Streetcars Might Make a Comeback in Oakland



Until 1958, Oakland had a system of streetcars that shuttled passengers from across the city to its Western edge, where they could catch ferries or commuter rail to San Francisco. Half a century later, streetcars may be coming back to Oakland.

On Tuesday, the Oakland City Council approved a consultant contract for a study into the viability of an extended “Free B” Shuttle route and electric streetcar system. The goal is to facilitate connections between transit hubs and commercial centers along Broadway, from the Jack London District’s Amtrak station to MacArthur BART, said Zach Seal, economic development specialist for the city. “We really see this as an opportunity to solidify Broadway as a corridor that’s a major destination for shopping and retail,” he said, “and a place where major development activity is happening.”

Seattle streetcar
  • Ian Fisher
  • Seattle streetcar

For Oakland Mayor Jean Quan, the project is also about elevating the city’s regional presence. “Transportation tends to be San Francisco-centric,” she said. “The reality is that Oakland is the center.” She believes the city’s central location makes it a natural transportation hub for the Bay Area.

The study will generate a cost estimate for the project and weigh that cost against potential economic development benefits. Seal said the plan will also consider engineering hurdles, operational logistics, and the needs of the community. The city plans to hold public meetings to get community input on the proposal.

Transportation consulting firm Fehr and Peers is leading the study, which is funded through a $299,200 Urban Transit Planning Studies grant from Caltrans. Seal said he expects the study to be done by the end of 2014. Once it’s finished, the study team will present a report to the city council, and hinging on their recommendation, the city may go forward with the next phase of studies — environmental and engineering reports.

The plan builds on an effort to stimulate downtown commerce that started with the “Free B” shuttle. The free buses that circle through Oakland’s center — from Grand Avenue down through Jack London Square — started making their rounds in 2010 as a project of the now-defunct Community and Economic Development Agency. “What it does is it links all these little nodes,” Quan said, “and it gets people out of their zone and it gets them to explore.”

The program was funded by a $500,000 grant from the Bay Area Air Quality Management District (BAAQMD), with additional grants from public and private sponsors. The air quality management district has provided yearly grant funding since then. About a third of the program’s budget comes from the district; the other two-thirds come from other public and private sources. The city pays AC Transit about $612,000 to run the shuttles, according to Clarence Johnson, AC Transit media affairs manager. The city will partner with AC transit during the study.
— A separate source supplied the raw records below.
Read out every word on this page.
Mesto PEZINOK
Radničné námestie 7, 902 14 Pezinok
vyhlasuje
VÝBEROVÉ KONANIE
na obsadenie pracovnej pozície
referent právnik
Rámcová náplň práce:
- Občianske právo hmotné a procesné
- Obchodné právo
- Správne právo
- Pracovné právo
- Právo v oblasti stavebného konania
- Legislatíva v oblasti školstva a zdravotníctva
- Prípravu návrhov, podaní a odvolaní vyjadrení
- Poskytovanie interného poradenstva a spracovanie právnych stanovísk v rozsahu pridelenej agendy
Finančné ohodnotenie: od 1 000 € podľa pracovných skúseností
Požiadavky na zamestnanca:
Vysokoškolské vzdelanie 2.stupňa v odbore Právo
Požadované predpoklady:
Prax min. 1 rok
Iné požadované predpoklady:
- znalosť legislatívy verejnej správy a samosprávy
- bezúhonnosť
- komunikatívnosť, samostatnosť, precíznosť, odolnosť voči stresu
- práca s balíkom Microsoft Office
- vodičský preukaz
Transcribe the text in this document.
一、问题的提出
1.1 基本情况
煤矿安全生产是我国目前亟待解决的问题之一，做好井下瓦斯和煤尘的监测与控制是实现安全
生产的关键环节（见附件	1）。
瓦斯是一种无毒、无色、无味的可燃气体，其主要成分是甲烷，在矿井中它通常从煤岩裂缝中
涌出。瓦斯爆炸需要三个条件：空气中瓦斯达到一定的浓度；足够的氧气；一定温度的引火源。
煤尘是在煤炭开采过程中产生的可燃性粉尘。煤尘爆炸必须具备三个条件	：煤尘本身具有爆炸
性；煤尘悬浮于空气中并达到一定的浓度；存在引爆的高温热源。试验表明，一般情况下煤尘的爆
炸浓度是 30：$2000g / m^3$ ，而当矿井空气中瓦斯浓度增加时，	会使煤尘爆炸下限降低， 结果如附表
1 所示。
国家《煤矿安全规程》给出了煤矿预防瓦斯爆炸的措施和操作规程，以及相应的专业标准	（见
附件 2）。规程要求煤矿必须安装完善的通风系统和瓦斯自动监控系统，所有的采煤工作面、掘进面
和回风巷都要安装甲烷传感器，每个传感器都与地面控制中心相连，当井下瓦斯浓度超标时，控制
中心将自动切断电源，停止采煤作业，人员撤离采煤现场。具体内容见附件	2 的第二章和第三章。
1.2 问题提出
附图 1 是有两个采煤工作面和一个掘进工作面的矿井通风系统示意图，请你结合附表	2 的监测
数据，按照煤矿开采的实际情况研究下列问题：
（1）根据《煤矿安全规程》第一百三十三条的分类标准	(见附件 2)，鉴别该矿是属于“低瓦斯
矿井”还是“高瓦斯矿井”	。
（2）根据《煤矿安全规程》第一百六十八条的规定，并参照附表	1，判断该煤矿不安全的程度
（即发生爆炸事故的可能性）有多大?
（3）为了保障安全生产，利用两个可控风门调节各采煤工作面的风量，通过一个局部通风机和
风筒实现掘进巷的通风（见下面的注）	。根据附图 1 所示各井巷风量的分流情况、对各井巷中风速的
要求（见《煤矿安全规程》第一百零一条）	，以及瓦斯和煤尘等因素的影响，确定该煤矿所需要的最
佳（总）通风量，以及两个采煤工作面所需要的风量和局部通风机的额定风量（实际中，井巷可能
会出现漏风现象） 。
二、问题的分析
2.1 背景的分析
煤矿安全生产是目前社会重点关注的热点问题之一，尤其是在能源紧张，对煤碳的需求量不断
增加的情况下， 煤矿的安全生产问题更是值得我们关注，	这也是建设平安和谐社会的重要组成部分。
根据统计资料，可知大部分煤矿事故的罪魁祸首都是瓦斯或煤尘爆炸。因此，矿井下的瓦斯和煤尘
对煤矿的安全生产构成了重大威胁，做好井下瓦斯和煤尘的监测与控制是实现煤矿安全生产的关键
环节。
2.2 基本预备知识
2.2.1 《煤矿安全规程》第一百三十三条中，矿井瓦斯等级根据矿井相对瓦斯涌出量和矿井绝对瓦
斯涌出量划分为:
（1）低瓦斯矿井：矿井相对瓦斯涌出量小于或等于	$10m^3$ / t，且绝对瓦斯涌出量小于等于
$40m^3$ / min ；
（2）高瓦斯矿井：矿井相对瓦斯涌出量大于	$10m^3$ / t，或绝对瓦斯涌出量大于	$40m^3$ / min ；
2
Seal said after the preliminary feasibility and environmental studies, the plan is to expand the free shuttle route and begin work on the streetcar system at the same time. Logistical hurdles may mean the streetcar project will lag, but eventually the rail system is meant to replace the shuttle service. The study will identify possible funding sources for both components of the plan, and Seal is optimistic. He expects the project will cost tens of millions of dollars, if Portland and Seattle’s streetcar systems are any indication, but he said there’s lots of funding available through the Federal Transit Administration and the Department of Transportation, plus local Measure B funds.

Streetcars are worth the investment, Seal said, because studies have shown their potential to catalyze mixed-use development — buildings that combine street-level retail space and residential units on upper stories — just the type of development the city hopes to bring to the Broadway-Valdez area. Seal said streetcars are good for investment because they create permanent infrastructure, and investors are more willing to commit when they see the city committing.

Seal said it’s difficult to estimate a timeline for the project, but he said we could see ground break in the next three to five years.